2) Leftovers are also very unappreciated.  The goal in my house (well since being on a single income anyway) is to try to throw away as little as possible.  I laugh as I look back at the food snob that I once was.  Little did I know that today's leftovers can be recreated into a delicious meal for the next day rather than feeding it to the garbage disposal.

Tonight's dinner consisted of  BBQ Beef Sandwiches & Potato Wedges.  Since I already made a delicious beef roast last night in the crock pot, I had wonderfully tender and delicious meat to make my shredded beef with.  So on to the potato wedges.  Good thing I had my mini chef assistant with me to help out!

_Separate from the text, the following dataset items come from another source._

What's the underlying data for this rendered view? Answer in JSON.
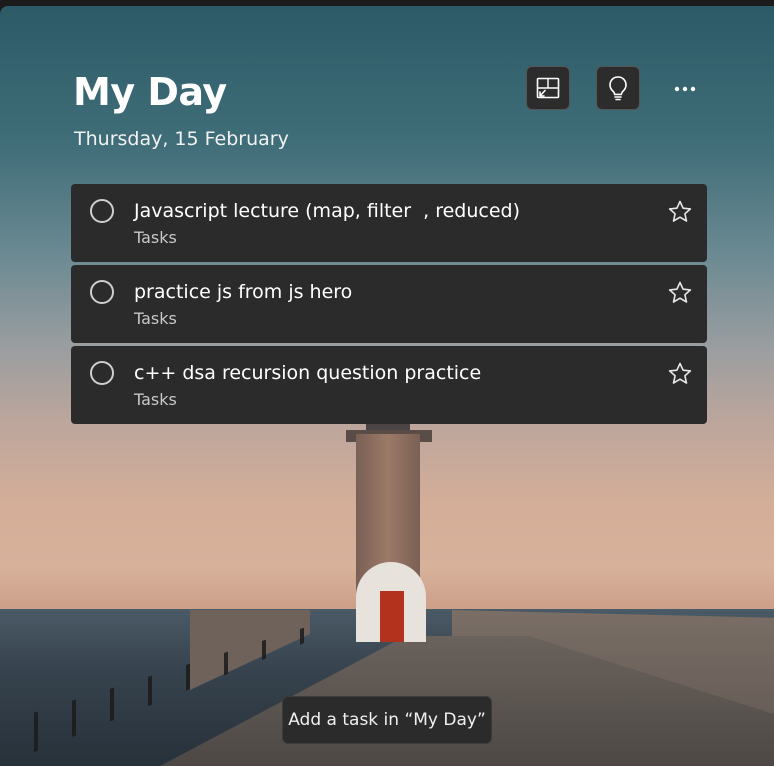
{
  "header": {
    "title": "My Day",
    "date": "Thursday, 15 February",
    "buttons": [
      {
        "icon": "background-image-icon"
      },
      {
        "icon": "lightbulb-suggestions-icon"
      },
      {
        "icon": "more-options-icon"
      }
    ]
  },
  "tasks": [
    {
      "title": "Javascript lecture (map, filter  , reduced)",
      "list": "Tasks",
      "important": false,
      "completed": false
    },
    {
      "title": "practice js from js hero",
      "list": "Tasks",
      "important": false,
      "completed": false
    },
    {
      "title": "c++ dsa recursion question practice",
      "list": "Tasks",
      "important": false,
      "completed": false
    }
  ],
  "add_task": {
    "label": "Add a task in “My Day”"
  },
  "colors": {
    "task_card": "#2b2b2b",
    "text": "#ffffff",
    "secondary_text": "#c8c8c8"
  }
}
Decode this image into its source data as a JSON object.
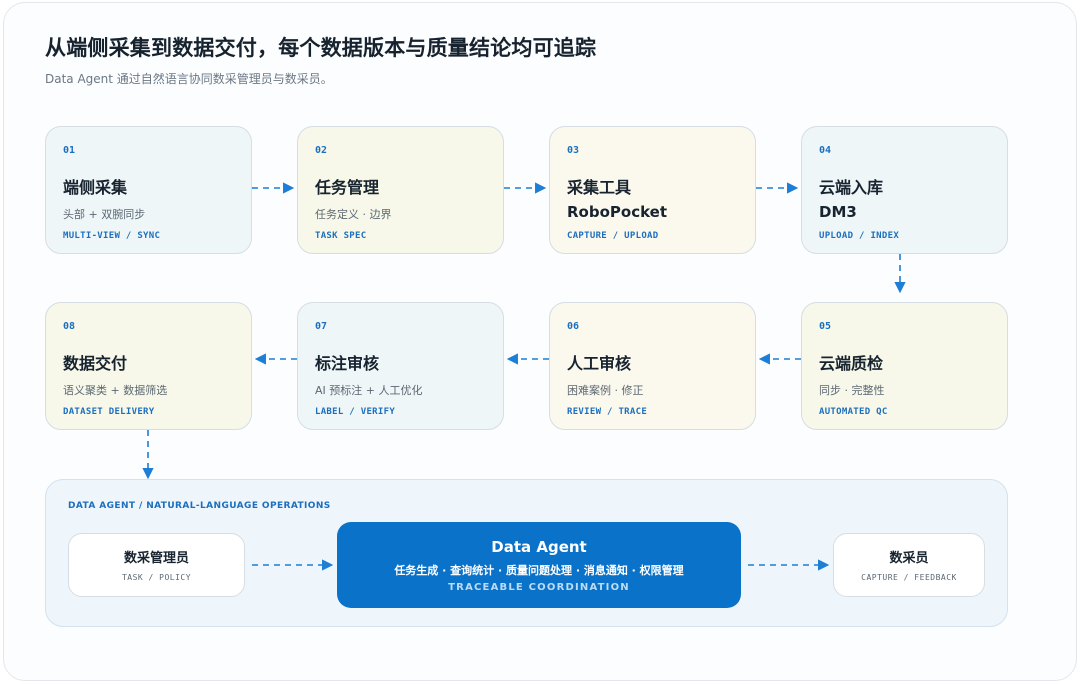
{
  "header": {
    "title": "从端侧采集到数据交付，每个数据版本与质量结论均可追踪",
    "subtitle": "Data Agent 通过自然语言协同数采管理员与数采员。"
  },
  "steps": [
    {
      "num": "01",
      "name": "端侧采集",
      "desc": "头部 + 双腕同步",
      "tag": "MULTI-VIEW / SYNC"
    },
    {
      "num": "02",
      "name": "任务管理",
      "desc": "任务定义 · 边界",
      "tag": "TASK SPEC"
    },
    {
      "num": "03",
      "name": "采集工具",
      "desc": "RoboPocket",
      "tag": "CAPTURE / UPLOAD"
    },
    {
      "num": "04",
      "name": "云端入库",
      "desc": "DM3",
      "tag": "UPLOAD / INDEX"
    },
    {
      "num": "05",
      "name": "云端质检",
      "desc": "同步 · 完整性",
      "tag": "AUTOMATED QC"
    },
    {
      "num": "06",
      "name": "人工审核",
      "desc": "困难案例 · 修正",
      "tag": "REVIEW / TRACE"
    },
    {
      "num": "07",
      "name": "标注审核",
      "desc": "AI 预标注 + 人工优化",
      "tag": "LABEL / VERIFY"
    },
    {
      "num": "08",
      "name": "数据交付",
      "desc": "语义聚类 + 数据筛选",
      "tag": "DATASET DELIVERY"
    }
  ],
  "agent_panel": {
    "label": "DATA AGENT / NATURAL-LANGUAGE OPERATIONS",
    "admin": {
      "name": "数采管理员",
      "tag": "TASK / POLICY"
    },
    "agent": {
      "name": "Data Agent",
      "desc": "任务生成 · 查询统计 · 质量问题处理 · 消息通知 · 权限管理",
      "tag": "TRACEABLE COORDINATION"
    },
    "collector": {
      "name": "数采员",
      "tag": "CAPTURE / FEEDBACK"
    }
  },
  "colors": {
    "accent": "#0a72c9",
    "connector": "#1c7ed6",
    "card_blue": "#eef6f8",
    "card_yellow": "#f7f8e9",
    "card_cream": "#fbf8ee"
  }
}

Step 1: Prep and cut the potatoes.  I had some golden potatoes which I have never actually used to make potato wedges before.  I always go with the good old russet for those, but I figured, why not switch it up a bit and be dangerous tonight.  That and the fact that I had no other real use for them in the coming week.  So Brenna washed and rinsed (since I leave the skins on) and I got the grown up job of cutting them into wedges.  I prefer my daughter with all 5 fingers on each hand thank you very much!
Step 2: Boil the potatoes.  So I have learned that the best way to make yummy potato wedges is to NOT put them directly into the oven after chopping.  I did this for months and wondered why I go potatoes that were burned on the outside and still semi crunchy on the inside.  Then one day I was watching the Food Channel and wouldn't you know that you can BOIL them first BEFORE baking them.  It makes an AMAZING difference!  So after chopping all the potatoes, into a pot of salted water they go to get a nice bath.  This next step is probably the most important of all...boil them for as long as it takes to play one board game with your assistant chef.  If you have no assistant chef or board game, about 10 mins should do or until they are tender, but not mushy.  Drain them well.


Step 3: Place cooked wedges into a bowl and coat with olive oil.  Pour them onto a foil lined cookie sheet.  Season with whatever makes you happy.  I used garlic and onion powder, pepper and a little seasoned salt.  Pop them into a 425 degree oven for 20 mins, flip once and bake for another 20 mins.  YUMMY!!

The BBQ Beef was pretty much a no-brainer.  Reheat meat in microwave.  Shred it.  Add to bun.  Pour on your favorite BBQ sauce (My favorite hands down is Sweet Baby Ray's...if you've never had it, it is AWESOME).  Eat.  Feel free to serve it with something more appetizing than the very sad looking canned green beans and not quite so sad, but still kind of sad canned mandarin oranges I used.  I was going to make a salad, but unfortunately lettuce was too expensive at Wal-Mart this week.  I was pretty happy with the sandwich and potato wedges which overshadowed my disappointment of saladlessness (a new word coined by myself). 
 All in all I was happy with dinner tonight.  The kids unfortunately have tried the BBQ beef and don't care for it so it was grilled cheese for them.  They did like the potato wedges though!!  50% success tonight.